By Richard Muponde
GOVERNMENT has instituted investigations into the sale of contaminated meat by some abattoirs, butcheries and illegal meat traders, which is putting the lives of the public at risk.
Cabinet resolved at yesterday’s meeting that culprits be brought to book.
“Regarding the reported slaughter and sale of contaminated cattle, the minister (Perrance Shiri, Agriculture) advised that as per procedure, the Veterinary Services Department supervises the slaughter of all livestock, while the distribution is monitored by the Ministry of Health and Child Care,” part of the post-Cabinet statement read.
“However, the reports are being investigated and the public with further information is urged to report to the relevant authorities.”

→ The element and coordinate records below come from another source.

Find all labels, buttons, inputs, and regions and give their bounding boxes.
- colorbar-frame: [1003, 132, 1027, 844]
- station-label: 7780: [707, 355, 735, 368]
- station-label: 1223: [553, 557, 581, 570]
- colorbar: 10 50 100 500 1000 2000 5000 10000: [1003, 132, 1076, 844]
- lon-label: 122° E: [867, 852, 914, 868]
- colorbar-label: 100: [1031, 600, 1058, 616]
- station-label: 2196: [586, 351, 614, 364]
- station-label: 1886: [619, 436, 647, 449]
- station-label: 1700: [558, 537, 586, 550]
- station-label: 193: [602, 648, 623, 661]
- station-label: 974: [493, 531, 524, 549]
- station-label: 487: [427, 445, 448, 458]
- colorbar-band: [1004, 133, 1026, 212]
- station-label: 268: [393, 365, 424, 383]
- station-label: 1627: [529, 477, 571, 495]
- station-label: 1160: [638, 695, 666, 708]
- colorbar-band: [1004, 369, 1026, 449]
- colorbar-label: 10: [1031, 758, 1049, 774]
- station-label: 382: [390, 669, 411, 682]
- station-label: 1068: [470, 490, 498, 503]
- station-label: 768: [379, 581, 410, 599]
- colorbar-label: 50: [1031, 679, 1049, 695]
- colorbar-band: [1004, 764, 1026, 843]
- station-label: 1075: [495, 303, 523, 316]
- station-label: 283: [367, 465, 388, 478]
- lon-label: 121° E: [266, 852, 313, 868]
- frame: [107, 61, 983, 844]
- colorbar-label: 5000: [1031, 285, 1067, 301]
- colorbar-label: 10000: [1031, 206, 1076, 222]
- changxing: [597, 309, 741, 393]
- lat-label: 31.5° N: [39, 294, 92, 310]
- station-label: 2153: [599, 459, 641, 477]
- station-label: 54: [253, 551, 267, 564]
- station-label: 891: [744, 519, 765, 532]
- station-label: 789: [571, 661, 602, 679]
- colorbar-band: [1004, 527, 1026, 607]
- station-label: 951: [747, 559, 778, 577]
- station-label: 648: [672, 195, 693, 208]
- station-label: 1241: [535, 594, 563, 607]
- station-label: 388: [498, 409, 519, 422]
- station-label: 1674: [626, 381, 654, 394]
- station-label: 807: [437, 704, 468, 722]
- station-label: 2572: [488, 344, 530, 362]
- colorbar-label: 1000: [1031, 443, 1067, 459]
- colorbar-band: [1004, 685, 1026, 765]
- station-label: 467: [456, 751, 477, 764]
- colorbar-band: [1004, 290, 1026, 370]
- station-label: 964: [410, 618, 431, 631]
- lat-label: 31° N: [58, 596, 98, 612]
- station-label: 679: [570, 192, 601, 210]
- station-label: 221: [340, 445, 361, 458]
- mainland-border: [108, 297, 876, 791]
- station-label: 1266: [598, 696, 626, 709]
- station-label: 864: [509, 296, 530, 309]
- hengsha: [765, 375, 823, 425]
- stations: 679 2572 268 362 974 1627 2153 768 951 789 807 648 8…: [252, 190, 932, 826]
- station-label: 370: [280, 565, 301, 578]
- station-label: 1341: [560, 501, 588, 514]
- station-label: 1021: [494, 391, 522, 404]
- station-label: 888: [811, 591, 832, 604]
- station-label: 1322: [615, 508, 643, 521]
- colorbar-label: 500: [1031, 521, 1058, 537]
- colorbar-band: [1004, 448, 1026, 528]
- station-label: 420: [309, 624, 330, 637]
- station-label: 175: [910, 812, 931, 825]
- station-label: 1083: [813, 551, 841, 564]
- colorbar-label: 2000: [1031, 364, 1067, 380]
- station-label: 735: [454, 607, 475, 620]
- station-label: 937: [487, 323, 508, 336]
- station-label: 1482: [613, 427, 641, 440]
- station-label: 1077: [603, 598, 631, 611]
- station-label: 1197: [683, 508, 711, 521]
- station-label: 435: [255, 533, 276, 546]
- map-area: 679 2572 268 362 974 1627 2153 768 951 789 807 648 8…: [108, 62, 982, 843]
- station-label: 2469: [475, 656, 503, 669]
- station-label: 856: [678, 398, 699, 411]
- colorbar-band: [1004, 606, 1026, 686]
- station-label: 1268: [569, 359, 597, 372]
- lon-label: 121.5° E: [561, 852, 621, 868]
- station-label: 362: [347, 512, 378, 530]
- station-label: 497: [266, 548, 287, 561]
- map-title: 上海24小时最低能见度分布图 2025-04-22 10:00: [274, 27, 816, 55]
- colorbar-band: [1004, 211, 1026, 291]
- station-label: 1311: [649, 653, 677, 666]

The decision came after the social media went ablaze with claims that some abattoirs were selling meat for human consumption from beasts killed by theileriosis, commonly referred to as January disease as well as foot and mouth disease.
Cabinet also revealed that the Central Veterinary Laboratory was in the process of producing vaccines to vaccinate livestock against diseases.
“With respect to livestock development, the minister reported that … the Central Veterinary Laboratory, in liaison with other research institutions, is in the process of producing vaccines for such diseases as theileriosis (January disease) as an import substitution measure. Other interventions to improve drought resilience for small holder livestock farmers include establishing pasture production sites and see multiplication centre to improve livestock,” Cabinet said.
Late last year, authorities shut down several butcheries for using embalming chemicals as meat preservatives to counter the adverse effects of load-shedding.